Purpose : The purpose of this international survey of Group D retinoblastoma was to: 1) determine which International Classification of Retinoblastoma (ICRB), scheme was used by retinoblastoma centers worldwide, 2) determine the percentage of D eyes primarily enucleated in each center, 3) correlate initial treatment options and patient outcome and 4) report on patient survival worldwide.

Methods : An anonymized electronic survey was offered to 115 physicians at 39 retinoblastoma centers worldwide asking about treatment patterns and classification schemes used between 2008-2012.

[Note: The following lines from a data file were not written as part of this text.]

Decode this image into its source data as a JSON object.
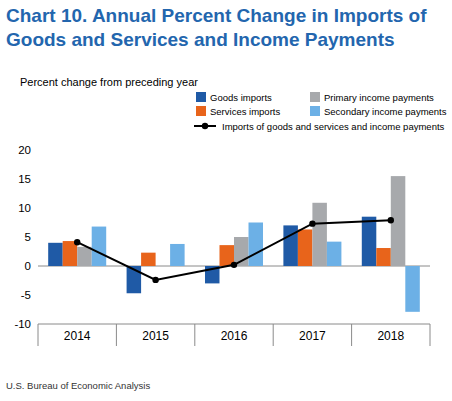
{
  "chart_data": {
    "type": "bar",
    "title": "Chart 10. Annual Percent Change in Imports of Goods and Services and Income Payments",
    "y_label": "Percent change from preceding year",
    "source": "U.S. Bureau of Economic Analysis",
    "categories": [
      "2014",
      "2015",
      "2016",
      "2017",
      "2018"
    ],
    "series": [
      {
        "name": "Goods imports",
        "color": "#1f5aa6",
        "values": [
          4.0,
          -4.7,
          -3.0,
          7.0,
          8.5
        ]
      },
      {
        "name": "Services imports",
        "color": "#e8641b",
        "values": [
          4.3,
          2.3,
          3.6,
          6.3,
          3.1
        ]
      },
      {
        "name": "Primary income payments",
        "color": "#a7a9ac",
        "values": [
          3.3,
          0.0,
          5.0,
          10.9,
          15.5
        ]
      },
      {
        "name": "Secondary income payments",
        "color": "#6cb0e6",
        "values": [
          6.8,
          3.8,
          7.5,
          4.2,
          -7.9
        ]
      },
      {
        "name": "Imports of goods and services and income payments",
        "color": "#000000",
        "type": "line",
        "marker": "circle",
        "values": [
          4.1,
          -2.4,
          0.2,
          7.3,
          7.9
        ]
      }
    ],
    "ylim": [
      -10,
      20
    ],
    "yticks": [
      -10,
      -5,
      0,
      5,
      10,
      15,
      20
    ],
    "grid": false,
    "legend": "top-right"
  }
}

Results : The survey was completed by 29.5% of centers dispersed through Asia, Africa, Middle East, Europe, US, and Latin America. 1807 D eyes were diagnosed. Regarding ICRB system, 27.6% of centers used the Children’s Hospital of Los Angeles version, 34.5% used the Children's Oncology Group version, 24.1% used the Philadelphia version, and 13.8% were unsure which version they used. The rate for primary enucleation varied between 0 and 100%. By continent, the primary enucleation rates were: South America, 57.7%; Asia, 40.4%; Europe, 36.0%; US, 8.4%; and Middle East, 8.3% as shown in Figure 1. 26% of centers did not primarily enucleate any eye and 26% of centers primarily enucleated greater than 50% of eyes. Patient survival ranged from 0% to 100% following primary enucleation and 31.2% to 100% following globe-salvaging strategies, with summative data demonstrated in Figure 2.

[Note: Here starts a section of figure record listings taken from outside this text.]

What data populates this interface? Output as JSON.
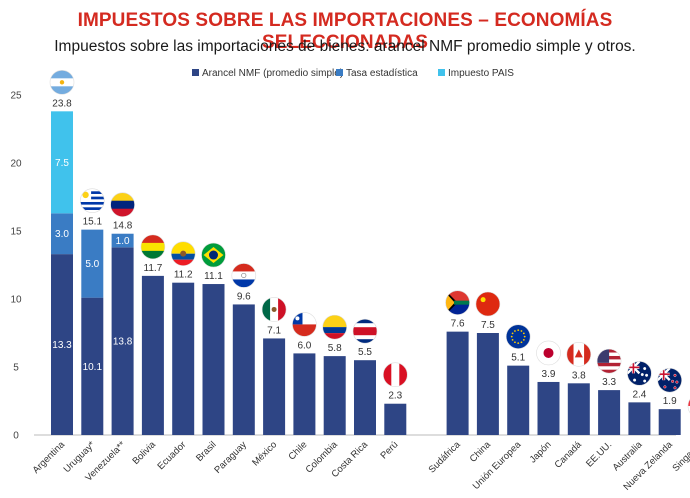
{
  "header": {
    "title": "IMPUESTOS SOBRE LAS IMPORTACIONES – ECONOMÍAS SELECCIONADAS",
    "subtitle": "Impuestos sobre las importaciones de bienes: arancel NMF promedio simple y otros."
  },
  "chart_data": {
    "type": "bar",
    "stacked": true,
    "ylim": [
      0,
      25
    ],
    "yticks": [
      0,
      5,
      10,
      15,
      20,
      25
    ],
    "legend_position": "top",
    "series": [
      {
        "name": "Arancel NMF (promedio simple)",
        "color": "#2e4585"
      },
      {
        "name": "Tasa estadística",
        "color": "#3a7cc4"
      },
      {
        "name": "Impuesto PAIS",
        "color": "#40c2ec"
      }
    ],
    "categories": [
      {
        "label": "Argentina",
        "values": [
          13.3,
          3.0,
          7.5
        ],
        "total": "23.8",
        "seg_labels": [
          "13.3",
          "3.0",
          "7.5"
        ],
        "flag": "argentina"
      },
      {
        "label": "Uruguay*",
        "values": [
          10.1,
          5.0,
          0
        ],
        "total": "15.1",
        "seg_labels": [
          "10.1",
          "5.0",
          ""
        ],
        "flag": "uruguay"
      },
      {
        "label": "Venezuela**",
        "values": [
          13.8,
          1.0,
          0
        ],
        "total": "14.8",
        "seg_labels": [
          "13.8",
          "1.0",
          ""
        ],
        "flag": "venezuela"
      },
      {
        "label": "Bolivia",
        "values": [
          11.7,
          0,
          0
        ],
        "total": "11.7",
        "seg_labels": [
          "",
          "",
          ""
        ],
        "flag": "bolivia"
      },
      {
        "label": "Ecuador",
        "values": [
          11.2,
          0,
          0
        ],
        "total": "11.2",
        "seg_labels": [
          "",
          "",
          ""
        ],
        "flag": "ecuador"
      },
      {
        "label": "Brasil",
        "values": [
          11.1,
          0,
          0
        ],
        "total": "11.1",
        "seg_labels": [
          "",
          "",
          ""
        ],
        "flag": "brasil"
      },
      {
        "label": "Paraguay",
        "values": [
          9.6,
          0,
          0
        ],
        "total": "9.6",
        "seg_labels": [
          "",
          "",
          ""
        ],
        "flag": "paraguay"
      },
      {
        "label": "México",
        "values": [
          7.1,
          0,
          0
        ],
        "total": "7.1",
        "seg_labels": [
          "",
          "",
          ""
        ],
        "flag": "mexico"
      },
      {
        "label": "Chile",
        "values": [
          6.0,
          0,
          0
        ],
        "total": "6.0",
        "seg_labels": [
          "",
          "",
          ""
        ],
        "flag": "chile"
      },
      {
        "label": "Colombia",
        "values": [
          5.8,
          0,
          0
        ],
        "total": "5.8",
        "seg_labels": [
          "",
          "",
          ""
        ],
        "flag": "colombia"
      },
      {
        "label": "Costa Rica",
        "values": [
          5.5,
          0,
          0
        ],
        "total": "5.5",
        "seg_labels": [
          "",
          "",
          ""
        ],
        "flag": "costarica"
      },
      {
        "label": "Perú",
        "values": [
          2.3,
          0,
          0
        ],
        "total": "2.3",
        "seg_labels": [
          "",
          "",
          ""
        ],
        "flag": "peru"
      },
      {
        "label": "Sudáfrica",
        "values": [
          7.6,
          0,
          0
        ],
        "total": "7.6",
        "seg_labels": [
          "",
          "",
          ""
        ],
        "flag": "sudafrica"
      },
      {
        "label": "China",
        "values": [
          7.5,
          0,
          0
        ],
        "total": "7.5",
        "seg_labels": [
          "",
          "",
          ""
        ],
        "flag": "china"
      },
      {
        "label": "Unión Europea",
        "values": [
          5.1,
          0,
          0
        ],
        "total": "5.1",
        "seg_labels": [
          "",
          "",
          ""
        ],
        "flag": "ue"
      },
      {
        "label": "Japón",
        "values": [
          3.9,
          0,
          0
        ],
        "total": "3.9",
        "seg_labels": [
          "",
          "",
          ""
        ],
        "flag": "japon"
      },
      {
        "label": "Canadá",
        "values": [
          3.8,
          0,
          0
        ],
        "total": "3.8",
        "seg_labels": [
          "",
          "",
          ""
        ],
        "flag": "canada"
      },
      {
        "label": "EE.UU.",
        "values": [
          3.3,
          0,
          0
        ],
        "total": "3.3",
        "seg_labels": [
          "",
          "",
          ""
        ],
        "flag": "eeuu"
      },
      {
        "label": "Australia",
        "values": [
          2.4,
          0,
          0
        ],
        "total": "2.4",
        "seg_labels": [
          "",
          "",
          ""
        ],
        "flag": "australia"
      },
      {
        "label": "Nueva Zelanda",
        "values": [
          1.9,
          0,
          0
        ],
        "total": "1.9",
        "seg_labels": [
          "",
          "",
          ""
        ],
        "flag": "nuevazelanda"
      },
      {
        "label": "Singapur",
        "values": [
          0.0,
          0,
          0
        ],
        "total": "0.0",
        "seg_labels": [
          "",
          "",
          ""
        ],
        "flag": "singapur"
      }
    ]
  }
}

Conclusions : The above results suggest there is no consensus on which ICRB version is used to classify group D eyes worldwide. Regarding treatment, the primary enucleation rate varied greatly across centers, particularly by continent. Systemic chemoreduction, however, was the most frequently used initial treatment for group D eyes treated between 2008 and 2012. Survival was greatest in patients treated with either bridging chemotherapy plus intra-arterial chemotherapy followed by intra-arterial chemotherapy alone.

This is an abstract that was submitted for the 2016 ARVO Annual Meeting, held in Seattle, Wash., May 1-5, 2016.

 

Figure 1. AFR=Africa, EUR=Europe, ME=Middle East, LA=Latin America.

Figure 1. AFR=Africa, EUR=Europe, ME=Middle East, LA=Latin America.

 

Figure 2. *Based on mortality from metastatic disease, complications of treatment, or secondary cancer.

Figure 2. *Based on mortality from metastatic disease, complications of treatment, or secondary cancer.